Git-based CMS platforms like Decap hit GitHub’s API rate limits. A Decap project on GitHub scales to about 10,000 entries if you have a lot of collection relations. A new user with an empty cache makes a request per entry to populate it, burning through the 5,000 request limit quickly. If your site has lots of content or updates frequently, use a database instead.

Even GitOps tools that embrace git as a source of truth have to work around its limitations. ArgoCD’s repo server can run out of disk space cloning repositories. A single commit invalidates the cache for all applications in that repo. Large monorepos need special scaling considerations.

The pattern

The hosting problems are symptoms. The underlying issue is that git inherits filesystem limitations, and filesystems make terrible databases.

Directory limits. Directories with too many files become slow. CocoaPods had 16,000 pod directories in a single Specs folder, requiring huge tree objects and expensive computation. Their fix was hash-based sharding: split directories by the first few characters of a hashed name, so no single directory has too many entries. Git itself does this internally with its objects folder, splitting into 256 subdirectories. You’re reinventing B-trees, badly.

Case sensitivity. Git is case-sensitive, but macOS and Windows filesystems typically aren’t. Check out a repo containing both File.txt and file.txt on Windows, and the second overwrites the first. Azure DevOps had to add server-side enforcement to block pushes with case-conflicting paths.

Path length limits. Windows restricts paths to 260 characters, a constraint dating back to DOS. Git supports longer paths, but Git for Windows inherits the OS limitation. This is painful with deeply nested node_modules directories, where git status fails with “Filename too long” errors.

Missing database features. Databases have CHECK constraints and UNIQUE constraints; git has nothing, so every package manager builds its own validation layer. Databases have locking; git doesn’t. Databases have indexes for queries like “all packages depending on X”; with git you either traverse every file or build your own index. Databases have migrations for schema changes; git has “rewrite history and force everyone to re-clone.”

The progression is predictable. Start with a flat directory of files. Hit filesystem limits. Implement sharding. Hit cross-platform issues. Build server-side enforcement. Build custom indexes. Eventually give up and use HTTP or an actual database. You’ve built a worse version of what databases already provide, spread across git hooks, CI pipelines, and bespoke tooling.

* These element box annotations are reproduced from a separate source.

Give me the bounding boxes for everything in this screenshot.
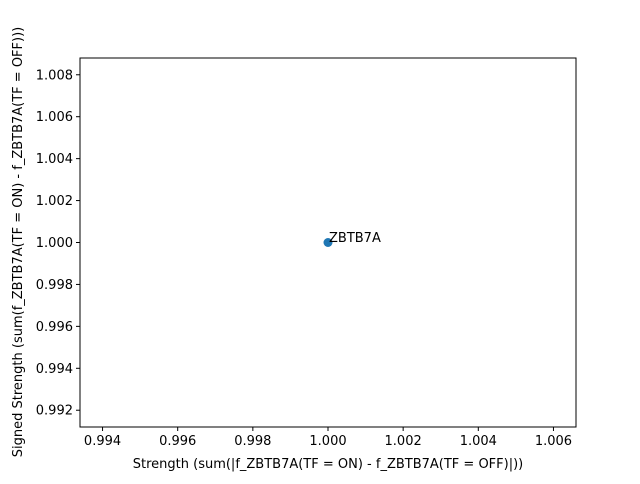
x-tick-label: 0.994 (84, 434, 121, 449)
y-axis-label: Signed Strength (sum(f_ZBTB7A(TF = ON) -… (11, 27, 26, 457)
y-tick-label: 0.994 (36, 362, 73, 377)
data-point-label: ZBTB7A (329, 231, 381, 246)
y-axis-ticks: 0.992 0.994 0.996 0.998 1.000 1.002 1.004 1.006… (36, 68, 80, 419)
y-tick-label: 1.006 (36, 110, 73, 125)
x-axis-label: Strength (sum(|f_ZBTB7A(TF = ON) - f_ZBT… (133, 457, 523, 472)
y-tick-label: 1.002 (36, 194, 73, 209)
x-tick-label: 1.000 (309, 434, 346, 449)
y-tick-label: 0.998 (36, 278, 73, 293)
y-tick-label: 0.996 (36, 320, 73, 335)
x-tick-label: 0.998 (234, 434, 271, 449)
y-tick-label: 0.992 (36, 404, 73, 419)
x-tick-label: 1.004 (460, 434, 497, 449)
data-points: ZBTB7A (323, 231, 381, 247)
y-tick-label: 1.008 (36, 68, 73, 83)
data-point-marker (323, 238, 333, 247)
x-tick-label: 1.002 (385, 434, 422, 449)
y-tick-label: 1.004 (36, 152, 73, 167)
plot-area-frame (79, 57, 577, 428)
x-tick-label: 1.006 (535, 434, 572, 449)
x-axis-ticks: 0.994 0.996 0.998 1.000 1.002 1.004 1.006 (84, 427, 572, 449)
x-tick-label: 0.996 (159, 434, 196, 449)
y-tick-label: 1.000 (36, 236, 73, 251)
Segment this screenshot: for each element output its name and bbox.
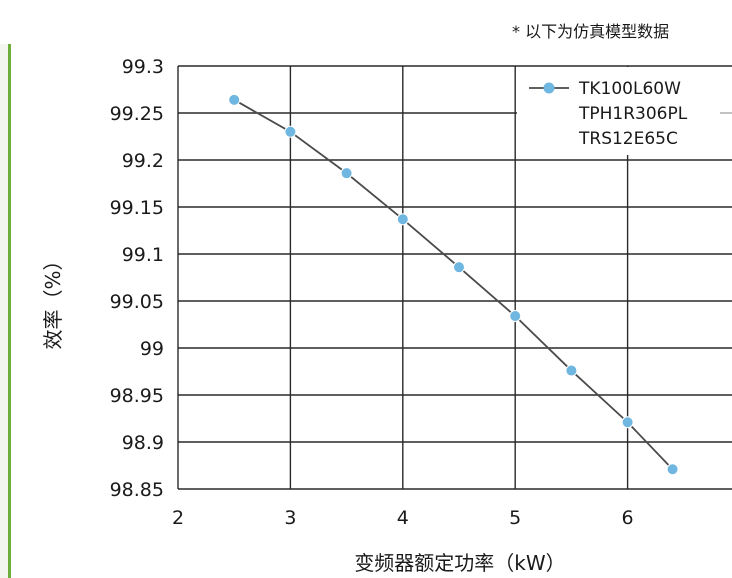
x-tick-label: 3	[284, 507, 296, 529]
x-tick-label: 2	[172, 507, 184, 529]
x-tick-label: 6	[622, 507, 634, 529]
legend-box	[517, 67, 732, 155]
y-tick-label: 98.95	[110, 385, 164, 407]
x-axis-title: 变频器额定功率（kW）	[354, 551, 565, 575]
y-tick-label: 99.25	[110, 103, 164, 125]
data-point	[453, 261, 465, 274]
data-point	[565, 364, 578, 377]
legend-marker	[543, 82, 555, 94]
series-line	[233, 99, 674, 470]
data-point	[228, 93, 241, 106]
y-tick-label: 99.2	[122, 150, 164, 172]
y-tick-label: 99	[140, 338, 164, 360]
y-tick-label: 99.1	[122, 244, 164, 266]
y-tick-label: 99.05	[110, 291, 164, 313]
legend-entry-label: TRS12E65C	[578, 129, 678, 149]
legend-entry-label: TK100L60W	[578, 79, 681, 99]
x-tick-label: 5	[509, 507, 521, 529]
data-point	[666, 463, 679, 476]
axes: 99.3 99.25 99.2 99.15 99.1 99.05 99 98.95 98.9 98…	[110, 56, 634, 529]
data-point	[509, 310, 522, 323]
y-axis-title: 效率（%）	[41, 250, 65, 349]
series-layer	[228, 93, 679, 476]
left-accent-bar	[0, 44, 11, 578]
data-point	[284, 125, 297, 138]
x-tick-label: 4	[397, 507, 409, 529]
y-tick-label: 99.15	[110, 197, 164, 219]
data-point	[621, 416, 634, 429]
legend: TK100L60W TPH1R306PL TRS12E65C	[517, 67, 732, 155]
data-point	[340, 167, 353, 180]
y-tick-label: 99.3	[122, 56, 164, 78]
legend-entry-label: TPH1R306PL	[578, 104, 688, 124]
simulation-note: * 以下为仿真模型数据	[512, 22, 670, 41]
data-point	[396, 213, 409, 226]
y-tick-label: 98.9	[122, 432, 164, 454]
y-tick-label: 98.85	[110, 479, 164, 501]
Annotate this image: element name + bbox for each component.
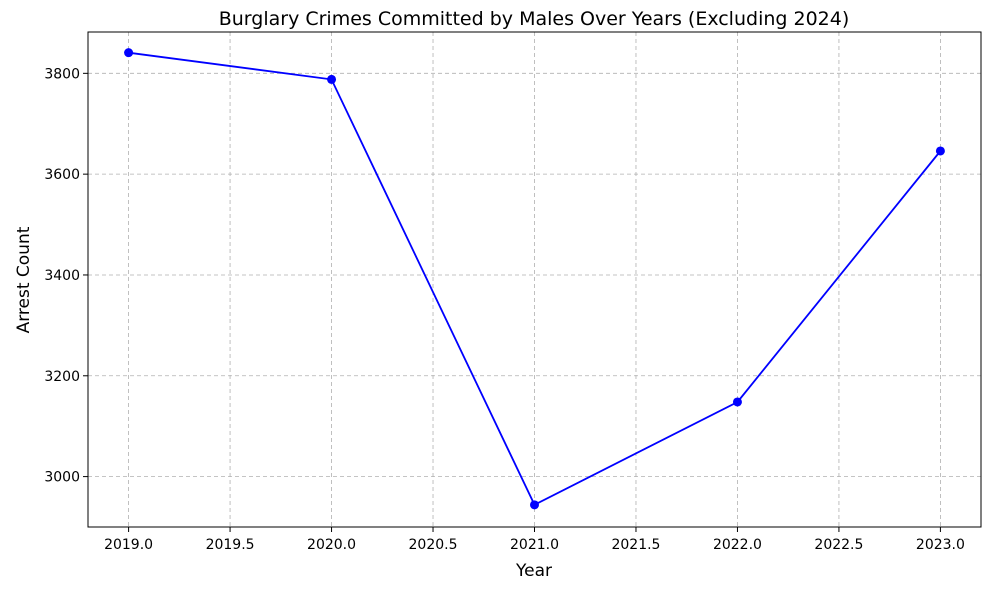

None of this means git is bad. Git excels at what it was designed for: distributed collaboration on source code, with branching, merging, and offline work. The problem is using it for something else entirely. Package registries need fast point queries for metadata. Git gives you a full-document sync protocol when you need a key-value lookup.

If you’re building a package manager and git-as-index seems appealing, look at Cargo, Homebrew, CocoaPods, vcpkg, Go. They all had to build workarounds as they grew, causing pain for users and maintainers. The pull request workflow is nice. The version history is nice. You will hit the same walls they did.